Hurdles remain before SAN to gain acceptance

Storage-area networking will finally come into its own in 2000 - provided customers and vendors understand the concept.

Customers want to know about storage-area networks (SAN) and be educated beyond the vendor and media hype, said Mike Adams, an analyst at Giga Information Group. Vendors must answer questions about the business benefits of SAN products, addressing the issues customers are facing and how the technology can help them, Adams said.

Juan Perez, a technology consultant for the New York-based Teachers Insurance and Annuity Association (TIAA), said he feels some frustration regarding SAN technology. Vendors are offering a few pieces of the technology puzzle, but there's no guarantee they will function together, he said. TIAA has a Fibre Channel direct connection to create a SAN, but Perez said the upgrade from a direct SCSI connection to a SAN environment won't be seamless.

"I want to find a real SAN that works with existing applications" such as Novell's NetWare 4, which TIAA will upgrade to NetWare 5, and a custom imaging application, Perez said. "Companies claim they can do it, but it's not usable. I want an off-the-shelf product, not one that only works in a lab."

Storage vendors had better hope they can come up with a complete product for SANs. According to market researcher International Data Corp., the storage market will tally $34.3 billion in revenue this year, with the majority of sales coming from SAN-ready systems. But vendors will have to solve glaring problems - including serverless backup, secure-access control and interoperability - to meet customers' needs.

"Companies aren't even bothering with SANs," but they need some kind of operation that can store data and doesn't require any downtime, said Steve Duplessie, an analyst at Milford, Mass.-based Enterprise Storage Group. "Most companies do backups in case someone does something stupid," Duplessie said.

SANs would mitigate the amount of downtime required to back up data, but secure-access control is holding back the storage market's hottest trend. According to Duplessie, secure-access control prevents one node from viewing and accessing storage resources allocated to a different node in a shared storage environment. But there's no management standard to limit a server's operating system to a defined part of the SAN, analysts said.

For example, Windows NT and Solaris servers view any storage space they see in a SAN as entirely theirs and end up overriding each other's information. By next year, Duplessie said, companies will roll out reliable secure-access products, allowing servers to recognise the space allotted to them.
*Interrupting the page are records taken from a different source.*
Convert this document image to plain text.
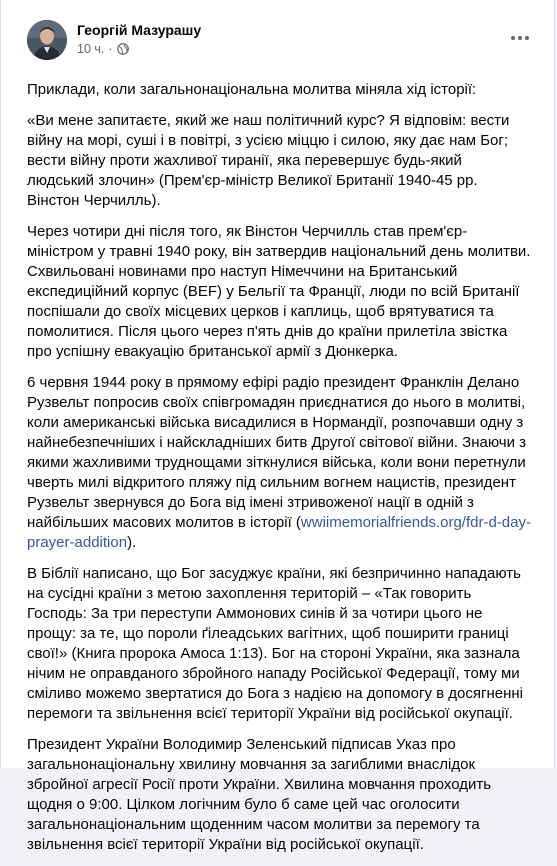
Георгій Мазурашу
10 ч. ·

Приклади, коли загальнонаціональна молитва міняла хід історії:

«Ви мене запитаєте, який же наш політичний курс? Я відповім: вести війну на морі, суші і в повітрі, з усією міццю і силою, яку дає нам Бог; вести війну проти жахливої тиранії, яка перевершує будь-який людський злочин» (Прем'єр-міністр Великої Британії 1940-45 рр. Вінстон Черчилль).

Через чотири дні після того, як Вінстон Черчилль став прем'єр-міністром у травні 1940 року, він затвердив національний день молитви. Схвильовані новинами про наступ Німеччини на Британський експедиційний корпус (BEF) у Бельгії та Франції, люди по всій Британії поспішали до своїх місцевих церков і каплиць, щоб врятуватися та помолитися. Після цього через п'ять днів до країни прилетіла звістка про успішну евакуацію британської армії з Дюнкерка.

6 червня 1944 року в прямому ефірі радіо президент Франклін Делано Рузвельт попросив своїх співгромадян приєднатися до нього в молитві, коли американські війська висадилися в Нормандії, розпочавши одну з найнебезпечніших і найскладніших битв Другої світової війни. Знаючи з якими жахливими труднощами зіткнулися війська, коли вони перетнули чверть милі відкритого пляжу під сильним вогнем нацистів, президент Рузвельт звернувся до Бога від імені зтривоженої нації в одній з найбільших масових молитов в історії (wwiimemorialfriends.org/fdr-d-day-prayer-addition).

В Біблії написано, що Бог засуджує країни, які безпричинно нападають на сусідні країни з метою захоплення територій – «Так говорить Господь: За три переступи Аммонових синів й за чотири цього не прощу: за те, що пороли ґілеадських вагітних, щоб поширити границі свої!» (Книга пророка Амоса 1:13). Бог на стороні України, яка зазнала нічим не оправданого збройного нападу Російської Федерації, тому ми сміливо можемо звертатися до Бога з надією на допомогу в досягненні перемоги та звільнення всієї території України від російської окупації.

Президент України Володимир Зеленський підписав Указ про загальнонаціональну хвилину мовчання за загиблими внаслідок збройної агресії Росії проти України. Хвилина мовчання проходить щодня о 9:00. Цілком логічним було б саме цей час оголосити загальнонаціональним щоденним часом молитви за перемогу та звільнення всієї території України від російської окупації.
Analysts also said serverless backups will be a key component of SANs' success. Currently, the server manages the backup from disks to a tape drive.

When serverless backup arrives, it will be the "killer app" for SANs, Duplessie said. It will allow data to be stored from the disk to tape devices over a Fibre Channel ring without bogging down the server, he said.

A big vendor needs to drive a SAN standard, and no one has stepped forward to date, Duplessie said. He predicts a company that's not involved in storage management, such as Cisco Systems, will create a standard. This move would allow a company to add to its capital and move into promising areas not dominated by anyone, he added.